HIFLE! NUR 2 statt 12 Kernen!! Ryzen 9 3900X

Friesje

Schraubenverwechsler(in)
Hallo liebe Community,
Also ich ich habe mein altes Sytem :
CPU: IntelCore i5 7600k | 4x 4100 MHz
GPU: ASUS GeForce GTX1060 EX-GTX1060-O6G 6 GB OC
Mainboard: : ASUS PRIME Z270-P, Intel® Z270 Chipsatz
RAM: 16GB DDR-4 Ram, 3000 MHz, Corsair Vengeance LPX Black
M.2 SSD: 250 GB SSD Samsung 960 EVO (max. 3200 MB/s | 1500 MB/s)
Power: 450 Watt be quiet!(System Power), 87% Effizienz, 80 PLUS

Nur mit:
Gigabyte Aorus Pro Wifi und
AMD Ryzen 3900x

aufgerüstet.
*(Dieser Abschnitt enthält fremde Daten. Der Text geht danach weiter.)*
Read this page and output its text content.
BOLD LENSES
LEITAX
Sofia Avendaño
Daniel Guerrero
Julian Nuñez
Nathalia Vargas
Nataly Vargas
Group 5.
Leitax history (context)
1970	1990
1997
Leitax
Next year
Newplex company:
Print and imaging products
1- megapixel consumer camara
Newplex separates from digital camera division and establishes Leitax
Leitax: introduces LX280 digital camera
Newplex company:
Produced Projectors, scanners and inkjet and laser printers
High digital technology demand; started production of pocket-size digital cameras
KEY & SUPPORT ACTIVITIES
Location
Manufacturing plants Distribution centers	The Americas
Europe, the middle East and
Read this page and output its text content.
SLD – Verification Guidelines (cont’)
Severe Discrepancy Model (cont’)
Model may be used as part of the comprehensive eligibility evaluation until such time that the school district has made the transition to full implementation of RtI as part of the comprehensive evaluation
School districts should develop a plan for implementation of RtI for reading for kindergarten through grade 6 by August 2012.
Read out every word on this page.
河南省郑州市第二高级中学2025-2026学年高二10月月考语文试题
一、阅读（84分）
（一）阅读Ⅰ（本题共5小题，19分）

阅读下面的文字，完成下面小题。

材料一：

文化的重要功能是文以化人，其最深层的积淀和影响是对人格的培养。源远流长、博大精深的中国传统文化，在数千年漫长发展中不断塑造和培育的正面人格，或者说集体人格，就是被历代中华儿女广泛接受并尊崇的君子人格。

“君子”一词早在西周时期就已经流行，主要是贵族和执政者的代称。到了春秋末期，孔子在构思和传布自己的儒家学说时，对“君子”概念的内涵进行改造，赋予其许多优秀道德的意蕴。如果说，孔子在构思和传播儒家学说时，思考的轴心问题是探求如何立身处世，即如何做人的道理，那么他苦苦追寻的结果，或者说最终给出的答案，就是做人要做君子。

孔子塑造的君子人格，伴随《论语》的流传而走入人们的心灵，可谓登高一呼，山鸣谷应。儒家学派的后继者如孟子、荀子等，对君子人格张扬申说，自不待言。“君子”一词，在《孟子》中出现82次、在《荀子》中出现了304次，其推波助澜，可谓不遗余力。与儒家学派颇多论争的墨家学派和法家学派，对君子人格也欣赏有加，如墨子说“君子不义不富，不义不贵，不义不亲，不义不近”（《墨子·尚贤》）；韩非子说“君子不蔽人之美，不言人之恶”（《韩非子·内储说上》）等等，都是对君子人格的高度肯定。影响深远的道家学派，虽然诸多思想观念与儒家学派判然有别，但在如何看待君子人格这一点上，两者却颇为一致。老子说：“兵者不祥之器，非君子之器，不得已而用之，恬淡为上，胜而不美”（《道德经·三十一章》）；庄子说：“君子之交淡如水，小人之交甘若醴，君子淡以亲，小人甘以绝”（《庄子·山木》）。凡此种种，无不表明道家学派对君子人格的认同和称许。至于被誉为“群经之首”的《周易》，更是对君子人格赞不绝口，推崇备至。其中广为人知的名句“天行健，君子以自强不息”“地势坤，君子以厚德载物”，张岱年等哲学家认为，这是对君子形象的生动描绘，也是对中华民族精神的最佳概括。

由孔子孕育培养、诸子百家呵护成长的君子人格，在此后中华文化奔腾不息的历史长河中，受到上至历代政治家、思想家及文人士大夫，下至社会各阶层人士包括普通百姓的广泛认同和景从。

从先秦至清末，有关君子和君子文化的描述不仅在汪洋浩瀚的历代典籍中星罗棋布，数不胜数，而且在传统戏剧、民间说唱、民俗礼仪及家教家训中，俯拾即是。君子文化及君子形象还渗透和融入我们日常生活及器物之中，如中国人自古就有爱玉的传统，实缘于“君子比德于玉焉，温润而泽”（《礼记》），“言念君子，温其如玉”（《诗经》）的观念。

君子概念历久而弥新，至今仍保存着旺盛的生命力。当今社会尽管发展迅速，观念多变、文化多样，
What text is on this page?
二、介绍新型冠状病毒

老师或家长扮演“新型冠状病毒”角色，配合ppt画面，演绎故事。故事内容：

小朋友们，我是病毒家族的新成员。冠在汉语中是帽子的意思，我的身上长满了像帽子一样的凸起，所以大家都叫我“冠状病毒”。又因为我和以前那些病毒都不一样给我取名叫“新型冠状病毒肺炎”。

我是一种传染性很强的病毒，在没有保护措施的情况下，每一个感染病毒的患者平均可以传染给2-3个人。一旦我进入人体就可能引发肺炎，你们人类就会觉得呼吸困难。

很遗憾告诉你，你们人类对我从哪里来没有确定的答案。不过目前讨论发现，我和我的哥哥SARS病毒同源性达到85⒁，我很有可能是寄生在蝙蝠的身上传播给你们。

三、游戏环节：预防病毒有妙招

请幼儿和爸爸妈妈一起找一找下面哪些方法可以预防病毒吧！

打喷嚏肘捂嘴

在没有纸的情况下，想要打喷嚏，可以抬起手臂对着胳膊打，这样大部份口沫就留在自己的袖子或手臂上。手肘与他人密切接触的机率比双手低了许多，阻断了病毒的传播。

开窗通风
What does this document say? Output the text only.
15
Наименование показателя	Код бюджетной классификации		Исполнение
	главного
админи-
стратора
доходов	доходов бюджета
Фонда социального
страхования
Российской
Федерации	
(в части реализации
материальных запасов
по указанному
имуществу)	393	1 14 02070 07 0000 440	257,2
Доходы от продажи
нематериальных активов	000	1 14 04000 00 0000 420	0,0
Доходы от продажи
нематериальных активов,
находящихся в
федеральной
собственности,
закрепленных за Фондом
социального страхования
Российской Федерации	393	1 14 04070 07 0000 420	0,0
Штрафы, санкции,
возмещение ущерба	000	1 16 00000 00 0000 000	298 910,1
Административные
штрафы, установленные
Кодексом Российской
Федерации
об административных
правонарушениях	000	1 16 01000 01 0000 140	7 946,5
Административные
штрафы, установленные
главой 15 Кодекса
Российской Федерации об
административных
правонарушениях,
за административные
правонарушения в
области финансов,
Der Rest bleibt bestehen.

Ich habe alles eingebaut und einfach gestartet. Der PC hat normal gebootet und dann habe ich Mithilfe der beiliegenden CD die Driver drauf gezogen und alles mit QUICKINSTALL geupdated.
Mein Problem läuft jetzt darauf hinaus das mir im Bios (Bios Version f12e) 12 Kerne und 24 Threads angezeigt werden jedoch im Taskmanager nur 2 Kerne und 4 Logische Prozessoren.
Habe bereits versucht im Bios die Standardeinstellungen wieder zu laden, dennoch ändert sich nichts.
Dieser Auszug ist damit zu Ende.